The Catholic Church calls it ‘original sin’ – the darkness in the human soul, the capacity to commit atrocities or to condone atrocities, or to turn a blind eye to atrocities. We are, none of us, ‘an island unto himself’; we are all part of the promontory, we are all ‘tarred with the same brush’. Our common humanity, our common inhumanity.

In The Essential Gesture, a collection of essays, the South African writer Nadine Gordimer writes:

All that a writer can do, as a writer, is to go on writing the truth as he sees it ... his ‘private view’ of events , whether they be great public ones of wars and revolution or the individual and intimate ones of daily personal life.

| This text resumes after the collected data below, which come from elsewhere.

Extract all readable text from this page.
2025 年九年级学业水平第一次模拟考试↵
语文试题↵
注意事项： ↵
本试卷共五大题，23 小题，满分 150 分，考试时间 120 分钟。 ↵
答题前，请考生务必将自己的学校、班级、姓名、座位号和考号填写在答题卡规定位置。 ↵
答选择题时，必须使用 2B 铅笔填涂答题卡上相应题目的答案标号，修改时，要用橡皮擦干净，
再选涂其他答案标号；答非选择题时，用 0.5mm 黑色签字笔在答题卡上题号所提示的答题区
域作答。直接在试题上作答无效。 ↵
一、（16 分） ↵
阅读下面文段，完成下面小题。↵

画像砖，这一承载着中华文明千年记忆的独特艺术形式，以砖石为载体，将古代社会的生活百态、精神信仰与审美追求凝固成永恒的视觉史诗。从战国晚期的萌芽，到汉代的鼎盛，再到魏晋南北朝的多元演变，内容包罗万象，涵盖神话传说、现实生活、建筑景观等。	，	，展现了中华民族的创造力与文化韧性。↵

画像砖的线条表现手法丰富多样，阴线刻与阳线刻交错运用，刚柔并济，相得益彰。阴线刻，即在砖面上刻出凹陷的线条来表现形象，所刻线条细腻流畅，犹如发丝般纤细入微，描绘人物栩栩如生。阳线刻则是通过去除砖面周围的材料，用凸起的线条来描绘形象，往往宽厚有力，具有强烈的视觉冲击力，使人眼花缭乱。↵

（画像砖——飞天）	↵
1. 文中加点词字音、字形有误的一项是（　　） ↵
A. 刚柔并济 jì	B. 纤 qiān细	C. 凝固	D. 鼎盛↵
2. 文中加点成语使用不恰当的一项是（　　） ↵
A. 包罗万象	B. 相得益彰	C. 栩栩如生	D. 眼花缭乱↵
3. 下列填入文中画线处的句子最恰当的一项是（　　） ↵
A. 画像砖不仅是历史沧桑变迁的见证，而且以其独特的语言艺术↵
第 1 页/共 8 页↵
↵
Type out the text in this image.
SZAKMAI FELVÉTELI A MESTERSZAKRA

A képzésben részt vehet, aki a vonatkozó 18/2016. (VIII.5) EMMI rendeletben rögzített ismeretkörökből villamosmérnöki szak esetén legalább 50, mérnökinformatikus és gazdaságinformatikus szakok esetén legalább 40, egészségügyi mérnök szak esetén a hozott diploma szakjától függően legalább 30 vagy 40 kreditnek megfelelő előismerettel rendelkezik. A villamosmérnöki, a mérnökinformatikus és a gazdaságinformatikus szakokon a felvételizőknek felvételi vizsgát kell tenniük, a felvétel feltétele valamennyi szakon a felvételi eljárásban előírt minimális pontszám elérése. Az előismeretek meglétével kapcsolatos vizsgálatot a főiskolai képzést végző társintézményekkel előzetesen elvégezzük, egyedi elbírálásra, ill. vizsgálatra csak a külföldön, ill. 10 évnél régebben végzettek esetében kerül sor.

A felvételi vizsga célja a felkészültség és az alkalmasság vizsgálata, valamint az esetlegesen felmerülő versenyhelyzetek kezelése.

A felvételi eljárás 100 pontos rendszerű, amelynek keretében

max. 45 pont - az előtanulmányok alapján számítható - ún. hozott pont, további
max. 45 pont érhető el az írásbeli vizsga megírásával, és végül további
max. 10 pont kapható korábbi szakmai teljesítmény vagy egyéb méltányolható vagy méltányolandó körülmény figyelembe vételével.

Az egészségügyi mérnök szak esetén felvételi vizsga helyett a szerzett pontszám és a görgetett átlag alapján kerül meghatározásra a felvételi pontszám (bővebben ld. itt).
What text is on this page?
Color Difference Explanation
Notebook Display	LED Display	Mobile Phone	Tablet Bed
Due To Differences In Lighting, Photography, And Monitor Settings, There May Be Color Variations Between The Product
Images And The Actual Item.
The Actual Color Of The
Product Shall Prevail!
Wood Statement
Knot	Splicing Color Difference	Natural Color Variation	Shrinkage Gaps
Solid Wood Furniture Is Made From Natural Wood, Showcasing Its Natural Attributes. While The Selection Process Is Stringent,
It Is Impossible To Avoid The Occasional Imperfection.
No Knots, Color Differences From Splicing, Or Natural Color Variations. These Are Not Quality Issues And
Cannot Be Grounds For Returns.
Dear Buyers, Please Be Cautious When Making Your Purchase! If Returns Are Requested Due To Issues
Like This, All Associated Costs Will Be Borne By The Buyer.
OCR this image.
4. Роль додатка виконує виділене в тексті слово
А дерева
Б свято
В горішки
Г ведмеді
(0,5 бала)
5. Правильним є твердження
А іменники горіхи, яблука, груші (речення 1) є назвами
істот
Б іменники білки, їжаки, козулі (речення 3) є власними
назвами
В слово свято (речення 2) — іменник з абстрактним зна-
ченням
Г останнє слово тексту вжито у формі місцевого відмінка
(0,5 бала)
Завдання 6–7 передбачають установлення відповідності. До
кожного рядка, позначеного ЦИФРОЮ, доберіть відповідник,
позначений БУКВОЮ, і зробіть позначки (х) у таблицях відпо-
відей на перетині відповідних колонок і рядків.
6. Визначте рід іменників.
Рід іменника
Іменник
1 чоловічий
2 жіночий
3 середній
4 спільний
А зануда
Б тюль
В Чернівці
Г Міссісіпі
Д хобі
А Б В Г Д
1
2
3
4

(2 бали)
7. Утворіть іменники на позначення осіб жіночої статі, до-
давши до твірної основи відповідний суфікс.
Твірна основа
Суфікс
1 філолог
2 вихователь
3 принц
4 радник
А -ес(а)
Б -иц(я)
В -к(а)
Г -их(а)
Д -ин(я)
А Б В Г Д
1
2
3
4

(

Gordimer’s essays date from the Aparthied days in South Africa. She quotes Nietzsche: ‘Great problems are in the streets.’ She describes the reactions of her own tribe – white South Africans – at that time:
.. the gap between the committed and the indifferent is a Sahara ... Kindly and decent, within the strict limits of their ‘own kind’ (white, good Christians, good Jews, members of the country clubs....), the indifferent do not want to extend the limit by so much as one human pulse. Where the pretty suburban garden ends, the desert begins.
And when anything happens that might cause them ‘discomfort’, cause them to wonder whether ... could it possibly be that ... we are perhaps ... wrong ... the subject is dropped into the dark cupboard of questions that are not to be dealt with.
Now and then, I fall out of the habit of writing. After all, who reads this stuff anyway. Anybody? And if they do read it, what difference does it make?
But for me writing is, as Gordimer calls it, ‘the essential gesture’. It’s the one activity where I am not hiding behind charm or deceit or a mask or a laugh or a story or silence or kind words. It’s where I try to present and confront the truth as I see it. There is always the danger that this 'grappling to speak the truth' might be just another form of self-deceit, itself a kind of mask. And even if is an honest, unsullied gesture towards truth, it can never be any more than a partial truth, a temporary truth, a draft version of an outline of what I think. Like a potter with his clay on the wheel, the object – what I believe, what I think, what is truth - takes shape as I work on it. What sounds like truth at the time. Each sentence comes closer, or drifts further away, from a truthful statement. The pot I am throwing, the shape of the pot I am throwing, emerges as I work, and I know the enterprise can all too easily collapse – the pot’s shape can just fall way, and it becomes ugly, misshapen, not at all what it should be...
But it’s working on it that is the essential gesture.